The HPDS2 Procedure

Overview: HPDS2 Procedure

The HPDS2 procedure enables you to submit DS2 language statements from a Base SAS session to one or more machines in a grid for parallel execution. PROC HPDS2 verifies the syntactic correctness of the DS2 source on the client machine before submitting it for execution. The output data created by the DS2 DATA statement can be output in either of the following ways: it can be written in parallel back to the grid data store or it can be returned to the client machine and directed to any data store that is supported by SAS.

Because the DS2 code is executed in parallel on separate grid nodes that have single data partitions, each node produces separate output that is the result of processing only the local data partition. As a result, it might be necessary to use a second-stage program to aggregate the results from each node. The second stage can be executed on the SAS client by using the DS2 procedure, where the SET statement reads all rows created by the preceding parallel stage.
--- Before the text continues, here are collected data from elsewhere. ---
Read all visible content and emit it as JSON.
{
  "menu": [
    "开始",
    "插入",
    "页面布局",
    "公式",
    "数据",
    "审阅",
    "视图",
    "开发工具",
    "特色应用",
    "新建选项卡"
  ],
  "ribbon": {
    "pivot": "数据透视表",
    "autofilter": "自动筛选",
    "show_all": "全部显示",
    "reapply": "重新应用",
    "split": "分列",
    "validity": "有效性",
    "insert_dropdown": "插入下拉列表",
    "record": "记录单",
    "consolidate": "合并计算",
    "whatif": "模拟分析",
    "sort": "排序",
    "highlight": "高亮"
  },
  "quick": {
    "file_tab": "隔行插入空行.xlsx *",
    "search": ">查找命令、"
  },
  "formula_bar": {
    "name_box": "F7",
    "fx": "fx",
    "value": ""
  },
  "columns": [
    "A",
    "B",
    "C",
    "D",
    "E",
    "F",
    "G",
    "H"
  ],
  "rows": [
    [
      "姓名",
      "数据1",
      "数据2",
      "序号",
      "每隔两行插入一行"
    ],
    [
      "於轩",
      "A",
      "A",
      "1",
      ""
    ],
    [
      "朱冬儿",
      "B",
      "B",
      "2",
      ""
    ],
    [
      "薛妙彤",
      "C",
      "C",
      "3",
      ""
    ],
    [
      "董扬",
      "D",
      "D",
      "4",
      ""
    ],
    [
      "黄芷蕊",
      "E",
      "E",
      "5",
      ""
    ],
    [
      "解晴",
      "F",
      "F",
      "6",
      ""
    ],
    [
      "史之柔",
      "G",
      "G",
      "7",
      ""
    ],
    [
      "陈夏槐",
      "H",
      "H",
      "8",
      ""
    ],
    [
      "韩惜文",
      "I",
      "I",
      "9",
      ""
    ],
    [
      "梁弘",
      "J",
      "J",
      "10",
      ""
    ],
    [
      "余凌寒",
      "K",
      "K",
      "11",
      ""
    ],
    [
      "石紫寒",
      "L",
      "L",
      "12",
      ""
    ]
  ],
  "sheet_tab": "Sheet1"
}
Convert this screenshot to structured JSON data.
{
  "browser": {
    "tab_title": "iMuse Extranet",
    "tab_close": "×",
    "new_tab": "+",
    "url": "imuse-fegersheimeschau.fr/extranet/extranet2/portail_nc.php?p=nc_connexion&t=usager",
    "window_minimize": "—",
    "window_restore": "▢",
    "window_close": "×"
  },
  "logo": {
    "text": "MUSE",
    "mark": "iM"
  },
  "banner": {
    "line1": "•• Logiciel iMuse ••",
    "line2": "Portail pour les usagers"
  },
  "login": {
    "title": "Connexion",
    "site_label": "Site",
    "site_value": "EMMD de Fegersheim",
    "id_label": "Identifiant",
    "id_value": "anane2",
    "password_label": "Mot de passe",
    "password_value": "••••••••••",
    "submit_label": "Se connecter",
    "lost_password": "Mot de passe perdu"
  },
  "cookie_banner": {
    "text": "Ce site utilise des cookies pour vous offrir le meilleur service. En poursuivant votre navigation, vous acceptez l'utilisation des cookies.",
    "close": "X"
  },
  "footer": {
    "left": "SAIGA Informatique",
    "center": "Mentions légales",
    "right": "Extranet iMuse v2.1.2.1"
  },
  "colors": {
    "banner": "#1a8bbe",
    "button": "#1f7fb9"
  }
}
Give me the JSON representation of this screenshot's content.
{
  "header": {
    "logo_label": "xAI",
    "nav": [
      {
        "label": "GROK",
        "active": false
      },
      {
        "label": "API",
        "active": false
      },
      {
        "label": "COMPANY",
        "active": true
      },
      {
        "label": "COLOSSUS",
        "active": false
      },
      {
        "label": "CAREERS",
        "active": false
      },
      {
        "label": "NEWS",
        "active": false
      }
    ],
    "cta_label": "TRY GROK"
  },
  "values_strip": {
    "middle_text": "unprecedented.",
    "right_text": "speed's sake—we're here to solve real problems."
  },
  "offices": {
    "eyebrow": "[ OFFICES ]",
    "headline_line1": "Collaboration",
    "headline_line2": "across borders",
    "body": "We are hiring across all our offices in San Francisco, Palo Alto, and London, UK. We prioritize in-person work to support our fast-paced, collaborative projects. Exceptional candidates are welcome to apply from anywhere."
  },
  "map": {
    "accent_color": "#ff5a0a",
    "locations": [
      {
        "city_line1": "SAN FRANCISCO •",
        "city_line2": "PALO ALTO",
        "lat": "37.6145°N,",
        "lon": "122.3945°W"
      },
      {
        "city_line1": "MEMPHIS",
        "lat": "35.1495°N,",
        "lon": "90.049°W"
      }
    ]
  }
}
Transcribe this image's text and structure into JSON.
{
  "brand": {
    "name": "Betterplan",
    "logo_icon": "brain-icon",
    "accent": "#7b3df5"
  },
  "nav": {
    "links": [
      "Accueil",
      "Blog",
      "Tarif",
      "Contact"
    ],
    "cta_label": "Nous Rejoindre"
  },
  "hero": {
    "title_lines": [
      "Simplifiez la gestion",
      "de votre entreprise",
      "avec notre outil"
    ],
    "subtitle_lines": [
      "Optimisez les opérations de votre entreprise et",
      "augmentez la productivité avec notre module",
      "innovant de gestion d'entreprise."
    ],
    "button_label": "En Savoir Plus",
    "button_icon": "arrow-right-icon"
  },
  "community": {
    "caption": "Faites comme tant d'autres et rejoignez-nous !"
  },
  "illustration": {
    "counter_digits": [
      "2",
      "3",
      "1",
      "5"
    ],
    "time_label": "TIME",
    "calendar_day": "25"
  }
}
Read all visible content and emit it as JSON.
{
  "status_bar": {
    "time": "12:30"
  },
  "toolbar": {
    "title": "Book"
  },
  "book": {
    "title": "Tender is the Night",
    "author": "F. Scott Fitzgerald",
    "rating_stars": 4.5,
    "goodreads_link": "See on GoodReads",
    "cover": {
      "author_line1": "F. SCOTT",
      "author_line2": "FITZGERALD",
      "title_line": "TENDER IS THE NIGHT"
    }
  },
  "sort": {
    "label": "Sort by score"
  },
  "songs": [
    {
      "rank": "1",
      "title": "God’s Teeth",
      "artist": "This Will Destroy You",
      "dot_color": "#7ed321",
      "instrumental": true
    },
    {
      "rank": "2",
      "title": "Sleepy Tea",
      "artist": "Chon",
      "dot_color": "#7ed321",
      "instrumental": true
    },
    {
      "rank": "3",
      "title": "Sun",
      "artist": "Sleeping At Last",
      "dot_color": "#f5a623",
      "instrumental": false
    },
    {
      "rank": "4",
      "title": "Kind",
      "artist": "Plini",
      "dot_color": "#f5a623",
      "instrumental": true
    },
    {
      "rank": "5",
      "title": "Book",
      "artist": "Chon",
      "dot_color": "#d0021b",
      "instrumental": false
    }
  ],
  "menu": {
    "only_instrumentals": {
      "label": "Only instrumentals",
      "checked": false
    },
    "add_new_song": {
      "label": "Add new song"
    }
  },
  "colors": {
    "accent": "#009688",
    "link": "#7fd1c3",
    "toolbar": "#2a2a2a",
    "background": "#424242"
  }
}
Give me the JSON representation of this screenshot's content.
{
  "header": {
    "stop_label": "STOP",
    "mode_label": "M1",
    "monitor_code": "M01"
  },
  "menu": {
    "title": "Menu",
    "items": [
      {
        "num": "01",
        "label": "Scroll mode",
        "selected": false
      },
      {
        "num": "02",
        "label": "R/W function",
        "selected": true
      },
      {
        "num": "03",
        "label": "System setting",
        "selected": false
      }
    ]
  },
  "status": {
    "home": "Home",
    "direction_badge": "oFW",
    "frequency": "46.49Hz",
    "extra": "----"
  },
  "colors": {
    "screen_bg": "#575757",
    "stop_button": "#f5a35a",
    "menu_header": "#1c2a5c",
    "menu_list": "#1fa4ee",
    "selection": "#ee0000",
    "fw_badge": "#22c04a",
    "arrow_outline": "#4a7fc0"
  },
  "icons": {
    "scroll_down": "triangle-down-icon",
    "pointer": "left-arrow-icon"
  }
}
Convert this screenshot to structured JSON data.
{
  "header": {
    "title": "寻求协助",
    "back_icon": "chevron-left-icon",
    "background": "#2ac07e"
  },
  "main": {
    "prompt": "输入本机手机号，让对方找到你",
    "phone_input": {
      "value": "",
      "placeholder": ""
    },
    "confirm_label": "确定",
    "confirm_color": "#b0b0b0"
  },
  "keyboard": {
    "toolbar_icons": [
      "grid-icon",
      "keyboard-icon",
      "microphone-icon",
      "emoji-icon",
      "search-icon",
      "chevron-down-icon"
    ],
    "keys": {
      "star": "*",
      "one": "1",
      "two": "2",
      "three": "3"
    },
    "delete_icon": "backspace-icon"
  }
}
The syntax of DS2 is similar to that of the DATA step, but it does not include several key statements such as INPUT and MERGE. In addition, using DS2 along with SAS high-performance analytical procedures limits the PROC DS2 SET statement to a single input stream. The use of BY processing within the SET statement is also not supported. Therefore, many of the traditional DATA step data preparation features are not available in the HPDS2 procedure. PROC HPDS2 is most useful when significant amounts of computationally intensive, row-independent logic must be applied to the data.

For more information about the DS2 language, see SAS DS2 Language Reference, which is available at http://support.sas.com/documentation/solutions/ds2/DS2Ref.pdf.

PROC HPDS2 runs in either single-machine mode or distributed mode.

Note: Distributed mode requires SAS High-Performance Server Distributed Mode .